Après trois ans de combats et de fortunes diverses, les Autrichiens acceptent la paix; mais comme le territoire n'a pas été délivré des Turcs: les concessions promises par l'Autriche au Monténégro sont lettre morte.

Pierre Ier ne se décourage point, et les Monténégrins vont attaquer tout seuls; ils défont les Turcs sur le Lac de Scutari, dans un combat naval et plus tard dans une rude bataille où Mohammed pacha trouve la mort, et l'impression est telle [119] à Constantinople que l'indépendance pour laquelle les peuples Monténégrins ont versé tant de sang depuis Kossovo est enfin reconnue.

Mais un nouvel ennemi, plus puissant encore, s'avance. Les Français sont en Dalmatie; Pierre va se mesurer avec les lieutenants de Napoléon: avec Lauriston d'abord qu'il défait, puis avec Marmont duc de Raguse qu'il tient en échec.

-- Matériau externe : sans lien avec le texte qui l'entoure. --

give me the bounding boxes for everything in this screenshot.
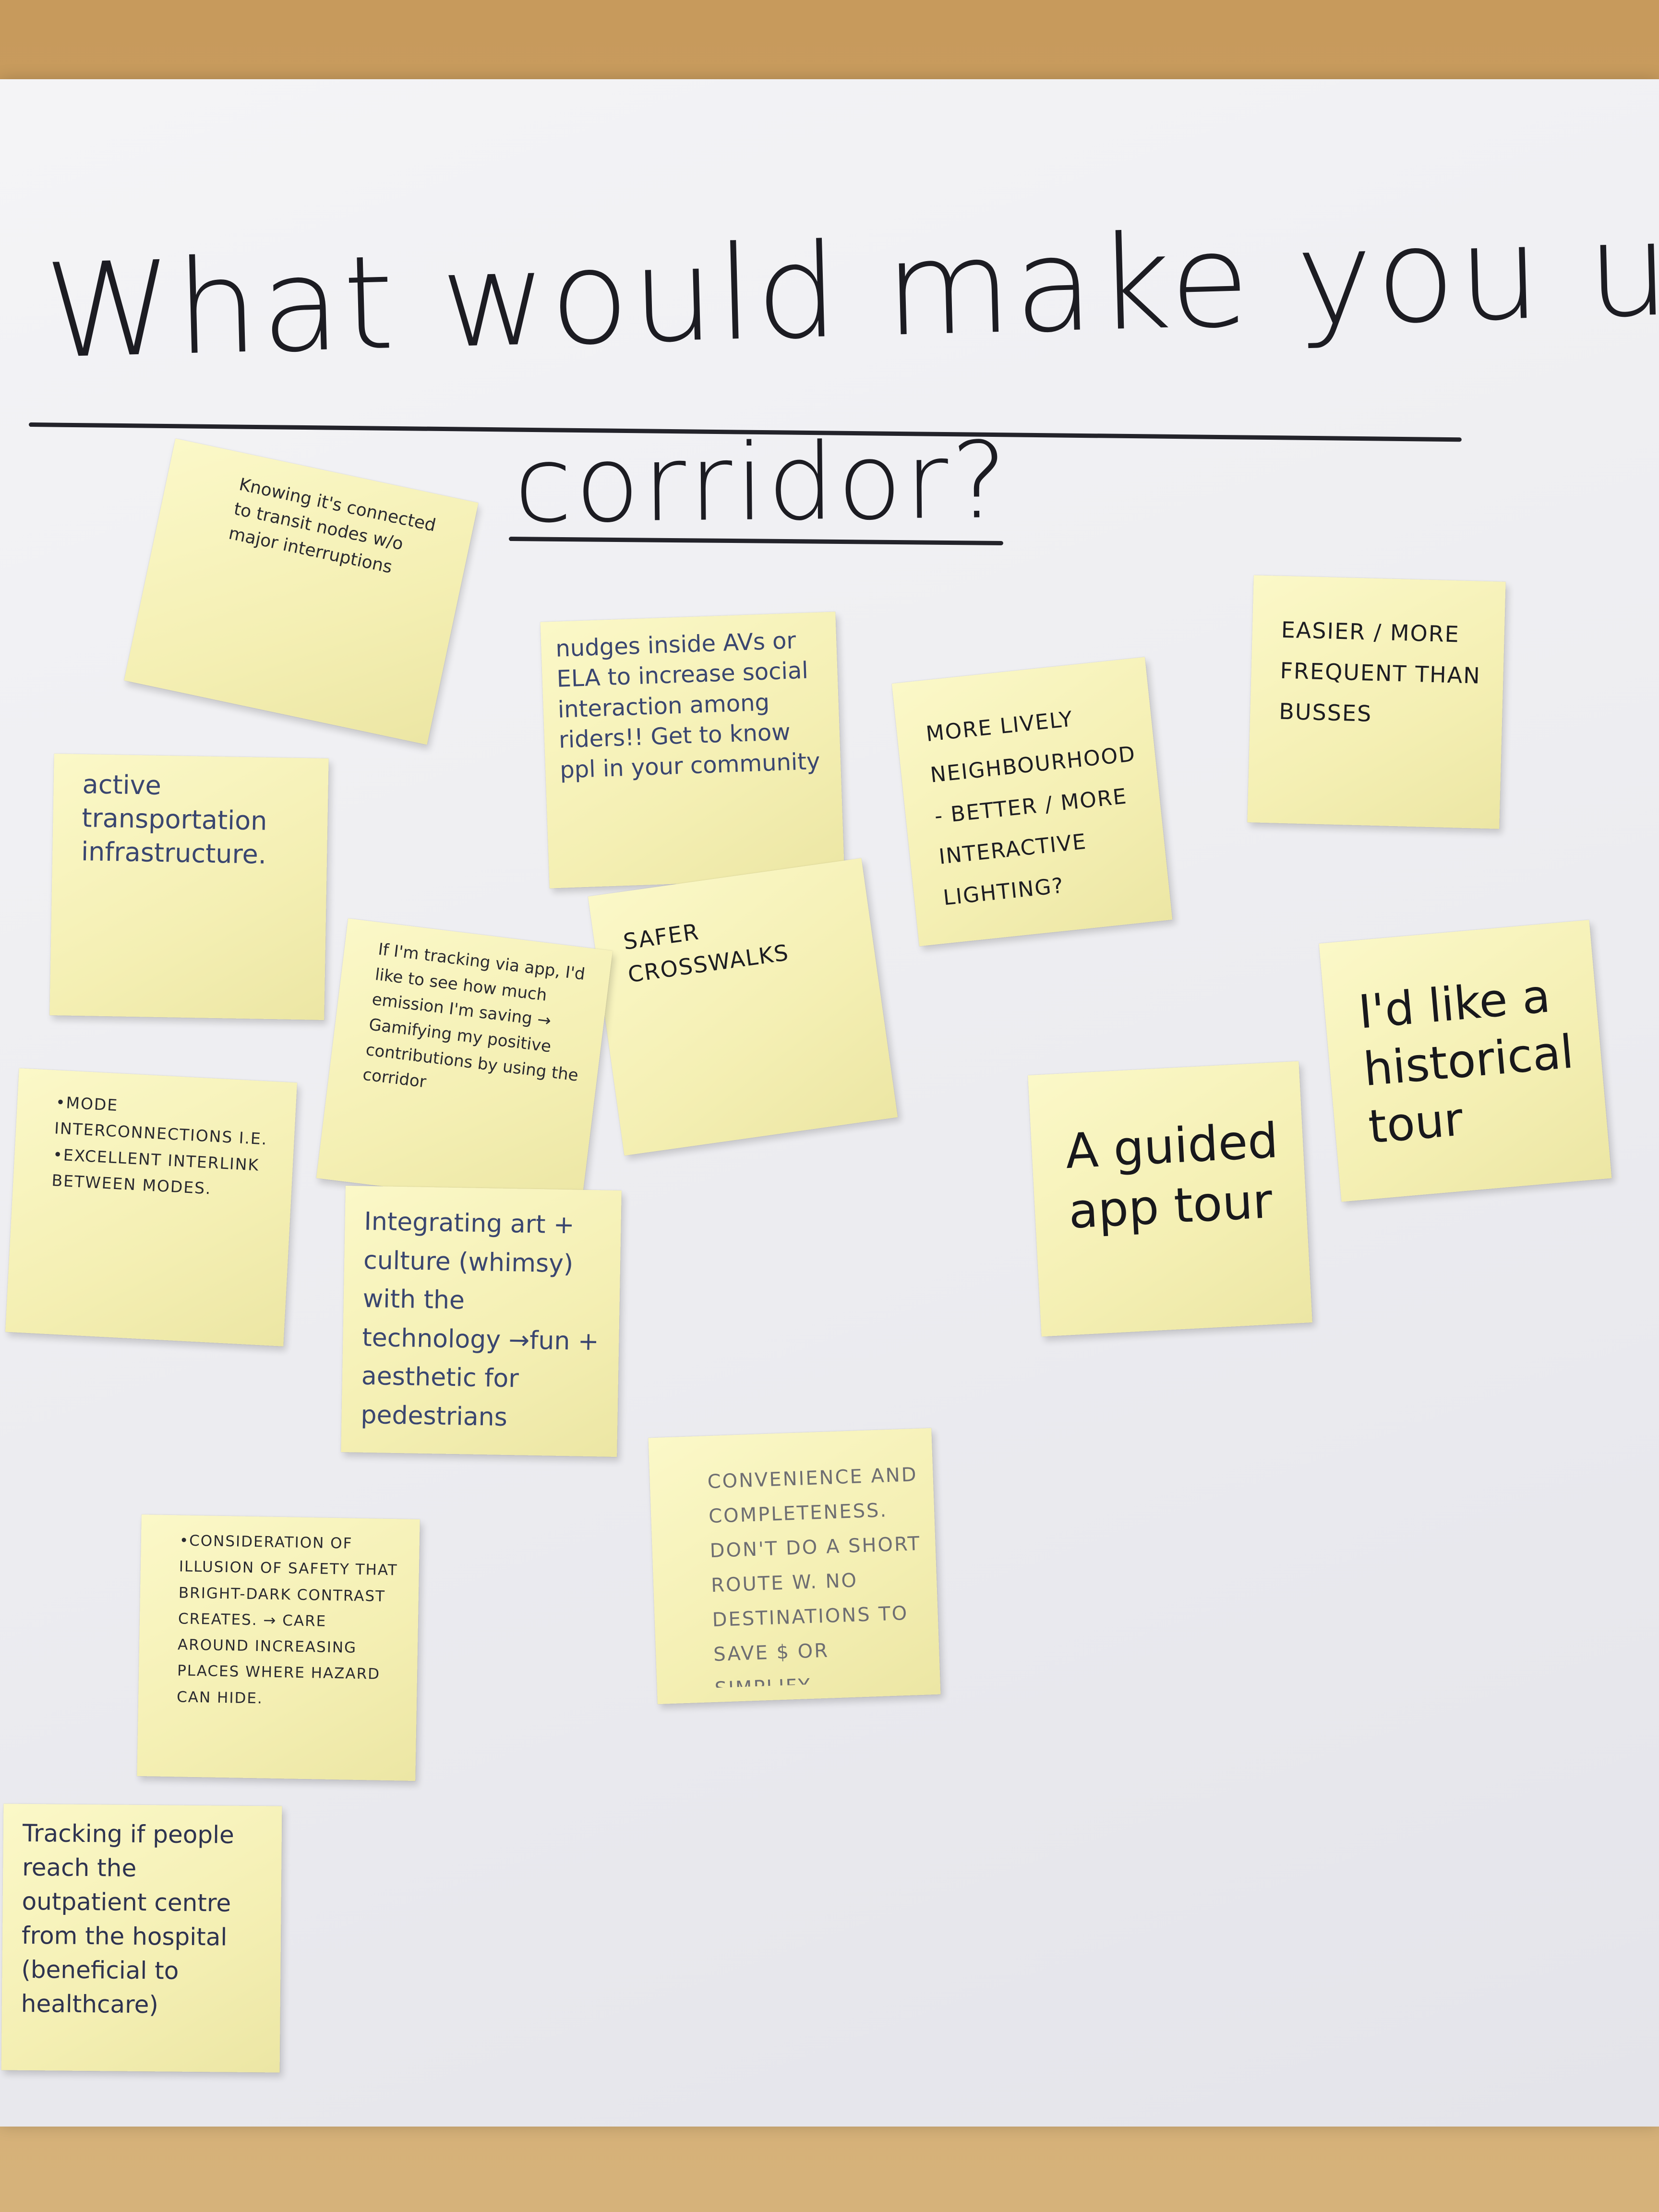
sticky-note-mode-interconnections: •MODE INTERCONNECTIONS I.E. •EXCELLENT I… xyxy=(5,1068,297,1346)
sticky-note-convenience-completeness: CONVENIENCE AND COMPLETENESS. DON'T DO A… xyxy=(648,1428,941,1705)
sticky-note-text: MORE LIVELY NEIGHBOURHOOD - BETTER / MOR… xyxy=(925,707,1137,911)
sticky-note-lively-neighbourhood: MORE LIVELY NEIGHBOURHOOD - BETTER / MOR… xyxy=(891,657,1173,947)
sticky-note-text: Tracking if people reach the outpatient … xyxy=(21,1819,235,2019)
sticky-note-historical-tour: I'd like a historical tour xyxy=(1319,920,1612,1202)
sticky-note-text: •CONSIDERATION OF ILLUSION OF SAFETY THA… xyxy=(176,1532,398,1707)
sticky-note-text: If I'm tracking via app, I'd like to see… xyxy=(361,939,586,1092)
sticky-note-guided-app-tour: A guided app tour xyxy=(1028,1061,1312,1337)
sticky-note-text: •MODE INTERCONNECTIONS I.E. •EXCELLENT I… xyxy=(51,1093,268,1198)
sticky-note-text: active transportation infrastructure. xyxy=(81,769,268,870)
sticky-note-art-culture: Integrating art + culture (whimsy) with … xyxy=(341,1186,622,1457)
sticky-note-outpatient-tracking: Tracking if people reach the outpatient … xyxy=(1,1803,282,2073)
sticky-note-text: CONVENIENCE AND COMPLETENESS. DON'T DO A… xyxy=(707,1463,922,1688)
sticky-note-text: A guided app tour xyxy=(1064,1112,1280,1240)
sticky-note-text: SAFER CROSSWALKS xyxy=(622,918,791,988)
sticky-note-text: EASIER / MORE FREQUENT THAN BUSSES xyxy=(1278,616,1481,727)
sticky-note-text: I'd like a historical tour xyxy=(1356,969,1576,1154)
sticky-note-active-transportation: active transportation infrastructure. xyxy=(49,754,329,1020)
sticky-note-social-nudges: nudges inside AVs or ELA to increase soc… xyxy=(540,612,845,889)
sticky-note-safer-crosswalks: SAFER CROSSWALKS xyxy=(588,858,898,1156)
sticky-note-text: nudges inside AVs or ELA to increase soc… xyxy=(555,627,821,784)
sticky-note-easier-than-busses: EASIER / MORE FREQUENT THAN BUSSES xyxy=(1247,575,1506,829)
board-heading-line2: corridor? xyxy=(513,419,1011,546)
sticky-note-text: Integrating art + culture (whimsy) with … xyxy=(361,1207,599,1432)
sticky-note-illusion-of-safety: •CONSIDERATION OF ILLUSION OF SAFETY THA… xyxy=(137,1514,420,1781)
sticky-note-emission-tracking: If I'm tracking via app, I'd like to see… xyxy=(316,918,613,1211)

Pris d'enthousiasme, le Czar Paul Ier, reprend la tradition de Pierre-le-Grand, envoie ses présents et ses insignes à tous les Voivodes, et alloue au Prince un subside de neuf mille ducats annuels. Mais en acceptant simplement un appui noblement offert, le Vladika Pierre n'a abdiqué aucun de ses droits; le gouvernement Russe s'étant un jour immiscé dans l'administration ecclésiastique de la Principauté, le gouverneur Vuk Radonitch et tous les serdars, voivodes, kneze, porte-enseignes, prêtres, nobles et autres autorités protestent respectueusement, mais avec une singulière fermeté.

«Le peuple du Monténegro et de la Brda (dit Radonitch), n'est aucunement sujet à l'empire Russe, il se trouve seulement sous sa protection morale, parce qu'il est de la même race, et parce qu'il a la même foi; mais par aucune autre raison. Nous avons attachement et fidélité et nous voulons garder ces sentiments éternellement, mais nous défendrons de toutes nos forces la liberté dont [120] nous avons hérité de nos prédécesseurs, et nous mourrons plutôt l'épée à la main, que de subir une servitude honteuse d'une puissance quelconque.»

Pierre Ier le Saint, pouvait seul faire entendre un tel langage au Czar de toutes les Russies. Ce Vladika, qui règne pendant quarante-huit ans, n'a connu que des victoires; il fut aussi un civilisateur, et reste le vrai héros de la Dynastie. Sur la hauteur qui domine Cettigné, là où se dresse le monument que la piété d'une Monténégrine devenue Princesse Italienne a dessiné de sa propre main en souvenir de Danilo, fondateur de la dynastie des Pétrovich, on voudrait voir s'élever la statue du vainqueur de Kara Mahmoud et le rival heureux de Marmont duc de Raguse.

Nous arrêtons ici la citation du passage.